Landscape Information
Today measuring a total of approximately 90 acres, this burial ground was established by the city of Savannah in 1852 on gently undulating land, formerly part of the Springfield Plantation. Designed by engineer James O. Morse and realized by landscape gardener William George, the cemetery was designed for white, Jewish, and African American burials, with four acres in the southwest portion designated for the latter.

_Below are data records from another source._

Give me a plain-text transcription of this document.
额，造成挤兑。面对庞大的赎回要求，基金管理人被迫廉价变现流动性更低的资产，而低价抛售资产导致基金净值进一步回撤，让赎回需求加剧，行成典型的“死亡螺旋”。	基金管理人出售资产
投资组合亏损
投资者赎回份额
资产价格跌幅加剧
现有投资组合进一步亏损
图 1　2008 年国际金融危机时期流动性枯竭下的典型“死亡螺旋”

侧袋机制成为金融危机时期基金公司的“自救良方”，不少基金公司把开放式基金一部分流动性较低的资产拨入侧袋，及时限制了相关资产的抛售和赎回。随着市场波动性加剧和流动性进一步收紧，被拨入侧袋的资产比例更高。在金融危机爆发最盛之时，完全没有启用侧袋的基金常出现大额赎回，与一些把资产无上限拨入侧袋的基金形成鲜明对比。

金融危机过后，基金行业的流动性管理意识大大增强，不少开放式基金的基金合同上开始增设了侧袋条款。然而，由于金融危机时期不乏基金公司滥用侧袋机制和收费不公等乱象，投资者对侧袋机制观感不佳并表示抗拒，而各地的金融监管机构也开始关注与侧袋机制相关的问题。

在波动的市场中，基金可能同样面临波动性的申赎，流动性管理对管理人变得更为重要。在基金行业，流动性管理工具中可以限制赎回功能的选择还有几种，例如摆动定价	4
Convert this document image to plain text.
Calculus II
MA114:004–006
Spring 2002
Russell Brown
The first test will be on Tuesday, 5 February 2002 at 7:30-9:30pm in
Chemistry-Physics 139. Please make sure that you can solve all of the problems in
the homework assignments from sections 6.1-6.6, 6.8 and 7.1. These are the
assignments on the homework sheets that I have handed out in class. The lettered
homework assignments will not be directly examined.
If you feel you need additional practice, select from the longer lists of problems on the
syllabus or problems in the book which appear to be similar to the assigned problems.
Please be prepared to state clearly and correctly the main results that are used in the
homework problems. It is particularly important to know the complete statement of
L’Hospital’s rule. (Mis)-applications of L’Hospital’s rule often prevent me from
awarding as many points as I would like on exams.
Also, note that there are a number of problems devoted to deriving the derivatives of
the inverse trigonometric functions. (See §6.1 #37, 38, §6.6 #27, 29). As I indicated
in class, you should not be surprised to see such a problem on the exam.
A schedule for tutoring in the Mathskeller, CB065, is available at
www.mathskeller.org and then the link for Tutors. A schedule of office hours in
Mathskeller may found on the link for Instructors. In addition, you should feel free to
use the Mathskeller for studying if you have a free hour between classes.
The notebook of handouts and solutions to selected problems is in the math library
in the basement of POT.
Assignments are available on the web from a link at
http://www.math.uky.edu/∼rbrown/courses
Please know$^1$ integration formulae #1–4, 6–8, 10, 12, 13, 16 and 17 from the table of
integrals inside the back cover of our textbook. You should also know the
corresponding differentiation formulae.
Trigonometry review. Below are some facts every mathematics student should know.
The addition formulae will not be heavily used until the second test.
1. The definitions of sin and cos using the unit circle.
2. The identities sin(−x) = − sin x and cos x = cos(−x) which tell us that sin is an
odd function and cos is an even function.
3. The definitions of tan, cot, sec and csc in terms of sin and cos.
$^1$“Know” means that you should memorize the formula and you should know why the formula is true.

Laurel Grove filled rapidly, necessitating three extensions between the 1850s and 1880s. In 1964 the state highway department purchased, for one dollar, six acres of the cemetery for the construction of a connecter between West 37th Street and I-16. Bisecting the cemetery directly through the African American section, this connector split the cemetery in two, severing the historic continuity of the original planning and design intent, and resulted in Laurel Grove North for whites and Laurel Grove South for African Americans.
Laurel Grove North is entered through an arched iron gate and contains four outbuildings, including two Italianate structures designed by architects Sholl and Fay (1850s). Its roughly 55 acres are traversed by winding asphalt and unpaved roads; grassy aisles run between uniform rows of individual and family plots with primarily eastward-facing, ornamental grave markers. This arrangement is disrupted by a ravine (a former pond) at its center containing dense deciduous canopy trees.
Located a half-mile south and entered via a brick and iron gate on Kollock Street, Laurel Grove South is approximately 35 acres. Its grounds are defined by linear asphalt and unpaved roads that frame irregularly shaped sections of individual and family plots, most of which have more modest, eastward-facing grave markers.
The western edge of both cemeteries is lined by deciduous shade trees. The grounds are amply filled with groups of moss-draped live oaks, palms, cypress, and crape myrtles. Flowering shrubs include azaleas, camelia, and other varieties.
Both cemeteries are listed in the National Register of Historic Places: Laurel Grove South was added in 1978 and Laurel Grove North in 1983.